When Syria lost the Golan Heights to Israel in 1973, Assad pragmatically agreed to a US-mediated disengagement of forces. During the 1982 Israeli invasion of Lebanon that claimed enormous losses of Syrian military materiel, he pulled back Syrian troops in Lebanon from the Israeli advance. When the major fighting ended, he gradually secured a huge Soviet reinfusion of arms.
At home, too, Assad has wedded patience and pragmatism with decisiveness. A member of the country's largely rural Alawite minority, Assad has pursued a relatively conciliatory line toward the mostly urban Sunni Muslim population.

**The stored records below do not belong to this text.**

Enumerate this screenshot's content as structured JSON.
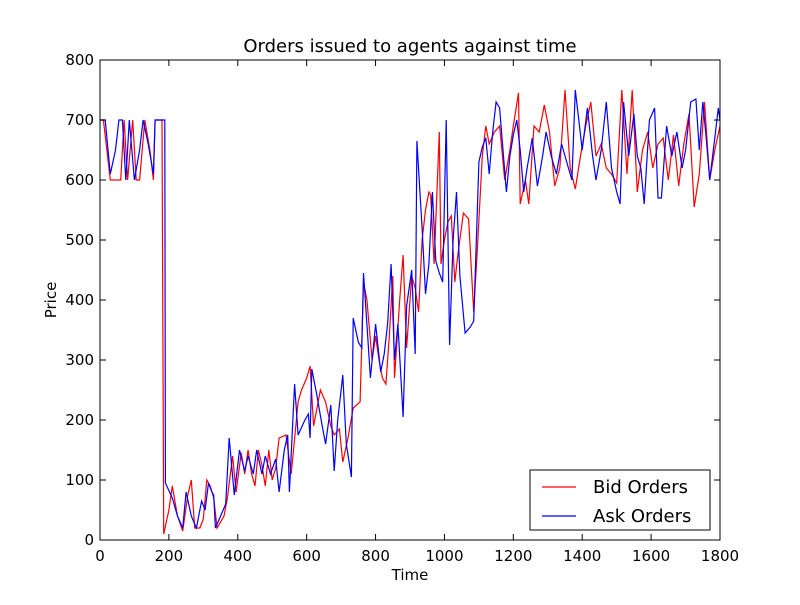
{
  "chart_data": {
    "type": "line",
    "title": "Orders issued to agents against time",
    "xlabel": "Time",
    "ylabel": "Price",
    "xlim": [
      0,
      1800
    ],
    "ylim": [
      0,
      800
    ],
    "xticks": [
      0,
      200,
      400,
      600,
      800,
      1000,
      1200,
      1400,
      1600,
      1800
    ],
    "yticks": [
      0,
      100,
      200,
      300,
      400,
      500,
      600,
      700,
      800
    ],
    "grid": false,
    "legend_position": "lower-right",
    "series": [
      {
        "name": "Bid Orders",
        "color": "#ff0000",
        "points": [
          [
            0,
            700
          ],
          [
            10,
            700
          ],
          [
            30,
            600
          ],
          [
            45,
            600
          ],
          [
            60,
            600
          ],
          [
            70,
            700
          ],
          [
            80,
            600
          ],
          [
            95,
            700
          ],
          [
            105,
            600
          ],
          [
            115,
            600
          ],
          [
            130,
            700
          ],
          [
            145,
            650
          ],
          [
            155,
            600
          ],
          [
            160,
            700
          ],
          [
            170,
            700
          ],
          [
            180,
            700
          ],
          [
            185,
            10
          ],
          [
            200,
            50
          ],
          [
            210,
            90
          ],
          [
            225,
            40
          ],
          [
            240,
            15
          ],
          [
            255,
            75
          ],
          [
            265,
            100
          ],
          [
            275,
            20
          ],
          [
            290,
            20
          ],
          [
            300,
            35
          ],
          [
            310,
            100
          ],
          [
            320,
            90
          ],
          [
            330,
            70
          ],
          [
            340,
            20
          ],
          [
            360,
            40
          ],
          [
            370,
            70
          ],
          [
            385,
            140
          ],
          [
            395,
            80
          ],
          [
            410,
            145
          ],
          [
            420,
            110
          ],
          [
            430,
            150
          ],
          [
            440,
            110
          ],
          [
            450,
            90
          ],
          [
            460,
            150
          ],
          [
            470,
            125
          ],
          [
            480,
            90
          ],
          [
            490,
            150
          ],
          [
            500,
            100
          ],
          [
            510,
            120
          ],
          [
            520,
            170
          ],
          [
            540,
            175
          ],
          [
            555,
            110
          ],
          [
            575,
            230
          ],
          [
            585,
            250
          ],
          [
            600,
            270
          ],
          [
            610,
            290
          ],
          [
            620,
            190
          ],
          [
            640,
            250
          ],
          [
            655,
            230
          ],
          [
            670,
            190
          ],
          [
            680,
            175
          ],
          [
            695,
            185
          ],
          [
            705,
            130
          ],
          [
            720,
            170
          ],
          [
            735,
            220
          ],
          [
            755,
            230
          ],
          [
            765,
            430
          ],
          [
            775,
            400
          ],
          [
            790,
            300
          ],
          [
            800,
            340
          ],
          [
            810,
            300
          ],
          [
            820,
            270
          ],
          [
            830,
            260
          ],
          [
            840,
            340
          ],
          [
            850,
            440
          ],
          [
            855,
            270
          ],
          [
            870,
            400
          ],
          [
            880,
            475
          ],
          [
            890,
            320
          ],
          [
            905,
            440
          ],
          [
            915,
            420
          ],
          [
            925,
            380
          ],
          [
            935,
            500
          ],
          [
            945,
            550
          ],
          [
            955,
            580
          ],
          [
            960,
            575
          ],
          [
            970,
            460
          ],
          [
            985,
            680
          ],
          [
            990,
            460
          ],
          [
            1000,
            500
          ],
          [
            1010,
            530
          ],
          [
            1020,
            540
          ],
          [
            1030,
            430
          ],
          [
            1040,
            480
          ],
          [
            1055,
            545
          ],
          [
            1070,
            535
          ],
          [
            1085,
            380
          ],
          [
            1095,
            480
          ],
          [
            1110,
            640
          ],
          [
            1120,
            690
          ],
          [
            1130,
            660
          ],
          [
            1145,
            680
          ],
          [
            1160,
            690
          ],
          [
            1175,
            600
          ],
          [
            1190,
            650
          ],
          [
            1200,
            690
          ],
          [
            1215,
            745
          ],
          [
            1220,
            560
          ],
          [
            1235,
            600
          ],
          [
            1245,
            560
          ],
          [
            1260,
            690
          ],
          [
            1275,
            680
          ],
          [
            1290,
            725
          ],
          [
            1305,
            680
          ],
          [
            1320,
            590
          ],
          [
            1335,
            620
          ],
          [
            1350,
            750
          ],
          [
            1365,
            620
          ],
          [
            1380,
            585
          ],
          [
            1395,
            640
          ],
          [
            1410,
            690
          ],
          [
            1425,
            730
          ],
          [
            1440,
            640
          ],
          [
            1455,
            660
          ],
          [
            1470,
            620
          ],
          [
            1485,
            610
          ],
          [
            1500,
            595
          ],
          [
            1515,
            750
          ],
          [
            1530,
            610
          ],
          [
            1545,
            750
          ],
          [
            1560,
            580
          ],
          [
            1575,
            650
          ],
          [
            1590,
            680
          ],
          [
            1605,
            620
          ],
          [
            1620,
            660
          ],
          [
            1635,
            670
          ],
          [
            1650,
            600
          ],
          [
            1665,
            675
          ],
          [
            1680,
            590
          ],
          [
            1695,
            660
          ],
          [
            1710,
            710
          ],
          [
            1725,
            555
          ],
          [
            1740,
            610
          ],
          [
            1755,
            730
          ],
          [
            1770,
            600
          ],
          [
            1785,
            650
          ],
          [
            1800,
            690
          ]
        ]
      },
      {
        "name": "Ask Orders",
        "color": "#0000ff",
        "points": [
          [
            0,
            700
          ],
          [
            15,
            700
          ],
          [
            30,
            610
          ],
          [
            45,
            650
          ],
          [
            55,
            700
          ],
          [
            65,
            700
          ],
          [
            75,
            600
          ],
          [
            85,
            700
          ],
          [
            100,
            600
          ],
          [
            115,
            650
          ],
          [
            125,
            700
          ],
          [
            140,
            660
          ],
          [
            155,
            610
          ],
          [
            160,
            700
          ],
          [
            170,
            700
          ],
          [
            180,
            700
          ],
          [
            188,
            700
          ],
          [
            190,
            95
          ],
          [
            210,
            70
          ],
          [
            225,
            40
          ],
          [
            240,
            20
          ],
          [
            250,
            80
          ],
          [
            265,
            40
          ],
          [
            280,
            20
          ],
          [
            295,
            65
          ],
          [
            305,
            50
          ],
          [
            315,
            95
          ],
          [
            325,
            80
          ],
          [
            330,
            75
          ],
          [
            335,
            20
          ],
          [
            350,
            40
          ],
          [
            365,
            60
          ],
          [
            375,
            170
          ],
          [
            390,
            75
          ],
          [
            405,
            150
          ],
          [
            420,
            115
          ],
          [
            430,
            140
          ],
          [
            445,
            110
          ],
          [
            455,
            150
          ],
          [
            470,
            110
          ],
          [
            480,
            140
          ],
          [
            495,
            110
          ],
          [
            510,
            135
          ],
          [
            520,
            80
          ],
          [
            535,
            150
          ],
          [
            545,
            175
          ],
          [
            550,
            80
          ],
          [
            565,
            260
          ],
          [
            575,
            175
          ],
          [
            595,
            200
          ],
          [
            605,
            210
          ],
          [
            610,
            170
          ],
          [
            615,
            285
          ],
          [
            630,
            240
          ],
          [
            645,
            190
          ],
          [
            655,
            160
          ],
          [
            670,
            225
          ],
          [
            680,
            115
          ],
          [
            690,
            200
          ],
          [
            705,
            275
          ],
          [
            715,
            160
          ],
          [
            730,
            105
          ],
          [
            735,
            370
          ],
          [
            750,
            330
          ],
          [
            760,
            320
          ],
          [
            765,
            445
          ],
          [
            775,
            360
          ],
          [
            785,
            270
          ],
          [
            800,
            360
          ],
          [
            815,
            280
          ],
          [
            825,
            310
          ],
          [
            835,
            360
          ],
          [
            845,
            460
          ],
          [
            855,
            300
          ],
          [
            865,
            360
          ],
          [
            880,
            205
          ],
          [
            890,
            390
          ],
          [
            905,
            450
          ],
          [
            915,
            310
          ],
          [
            920,
            665
          ],
          [
            935,
            520
          ],
          [
            945,
            410
          ],
          [
            955,
            460
          ],
          [
            965,
            580
          ],
          [
            975,
            465
          ],
          [
            985,
            445
          ],
          [
            995,
            430
          ],
          [
            1005,
            700
          ],
          [
            1015,
            325
          ],
          [
            1025,
            500
          ],
          [
            1035,
            580
          ],
          [
            1045,
            440
          ],
          [
            1060,
            345
          ],
          [
            1075,
            355
          ],
          [
            1085,
            365
          ],
          [
            1100,
            630
          ],
          [
            1110,
            655
          ],
          [
            1120,
            670
          ],
          [
            1130,
            610
          ],
          [
            1140,
            680
          ],
          [
            1150,
            730
          ],
          [
            1160,
            720
          ],
          [
            1170,
            650
          ],
          [
            1180,
            580
          ],
          [
            1190,
            640
          ],
          [
            1200,
            675
          ],
          [
            1210,
            700
          ],
          [
            1220,
            650
          ],
          [
            1230,
            580
          ],
          [
            1240,
            620
          ],
          [
            1255,
            670
          ],
          [
            1270,
            590
          ],
          [
            1285,
            640
          ],
          [
            1295,
            680
          ],
          [
            1310,
            640
          ],
          [
            1325,
            610
          ],
          [
            1340,
            660
          ],
          [
            1355,
            630
          ],
          [
            1370,
            600
          ],
          [
            1380,
            750
          ],
          [
            1390,
            700
          ],
          [
            1400,
            650
          ],
          [
            1415,
            720
          ],
          [
            1430,
            640
          ],
          [
            1440,
            600
          ],
          [
            1455,
            650
          ],
          [
            1470,
            730
          ],
          [
            1485,
            620
          ],
          [
            1500,
            580
          ],
          [
            1510,
            560
          ],
          [
            1520,
            730
          ],
          [
            1535,
            640
          ],
          [
            1550,
            710
          ],
          [
            1560,
            640
          ],
          [
            1570,
            620
          ],
          [
            1580,
            560
          ],
          [
            1595,
            700
          ],
          [
            1610,
            720
          ],
          [
            1620,
            570
          ],
          [
            1630,
            570
          ],
          [
            1645,
            690
          ],
          [
            1660,
            640
          ],
          [
            1675,
            680
          ],
          [
            1690,
            620
          ],
          [
            1700,
            650
          ],
          [
            1715,
            730
          ],
          [
            1730,
            735
          ],
          [
            1740,
            650
          ],
          [
            1750,
            730
          ],
          [
            1760,
            670
          ],
          [
            1770,
            600
          ],
          [
            1785,
            670
          ],
          [
            1795,
            720
          ],
          [
            1800,
            700
          ]
        ]
      }
    ]
  }
}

Nominally ruling through the dominant Baath Socialist Party and a driving force in a land-reform program intended to benefit the peasantry, he has also taken care to allow leeway in the economy for city-bred entrepreneurs as well.
His close ties with Sunni Saudi Arabia in the 1970s were in effect a move to undercut Sunni political activism at home, just as his Soviet alliance has been aimed in part at defusing any threat from the local communists.
Yet when Sunni extremists became a threat to his regime in the early 1980s, Assad responded with a ruthless assault on their major stronghold - Hama - despite the thousands of civilian casualties that ensued.
As a negotiator, Lebanese lawyer Pakradouni has written, Hafez Assad is quiet , minutely well informed, and a skillful listener. He does not raise his voice. Like a good poker player, he avoids tipping his hand. He prefers a slow pace - one reason, say some Western diplomats, that the more rapid-fire tone of recent US contacts with Assad has badly misfired.
Also, Assad avoids, in most cases, irreversible alliances or enmities. If there are exceptions, Iraq's Saddam Hussein is the one most often cited: The two men detest each other. Yasser Arafat, some Syrian sources say, has in effect been added to that list since his struggle with Syrian-backed rivals inside the Palestine Liberation Organization. But in Lebanon, for instance, Assad has carefully balanced his ties with a host of rivals, even shifting alliances when Syrian interests so dictated.
What Assad wants, ultimately, is regional superpowerdom. He is particularly sensitive to the danger that other Arabs might seal separate peace deals with the Israelis - leaving Syria to fend for itself. For if Israel has given little sign of willingness to compromise on the Jordanian or Palestinian fronts, the Israelis have virtually ruled out a deal over the strategic Golan Heights.
Syrian sources suggest Assad is determined to prevent King Hussein next door in Jordan from embarking on a ''separate peace'' with Israel. The pragmatist in Assad makes a direct military response to such a move unlikely, Damascus-based foreign diplomats suspect. In any case, a peace initiative by Hussein - much less, a joint move with PLO chief Arafat to make peace with Israel - does not exactly seem imminent.
But Assad's ability to calibrate tension in Lebanon does afford him a ready means to derail, or at least complicate, Arab-Israeli diplomacy made at Syria's expense.
''We have a pan-Arab vocation. . . . We are distinguished by an interventionalist (Arab) nationalism,'' Pakradouni quotes Assad as having told him.
''Syria is the core of the problem and the key to the solution'' of the Middle East conflict.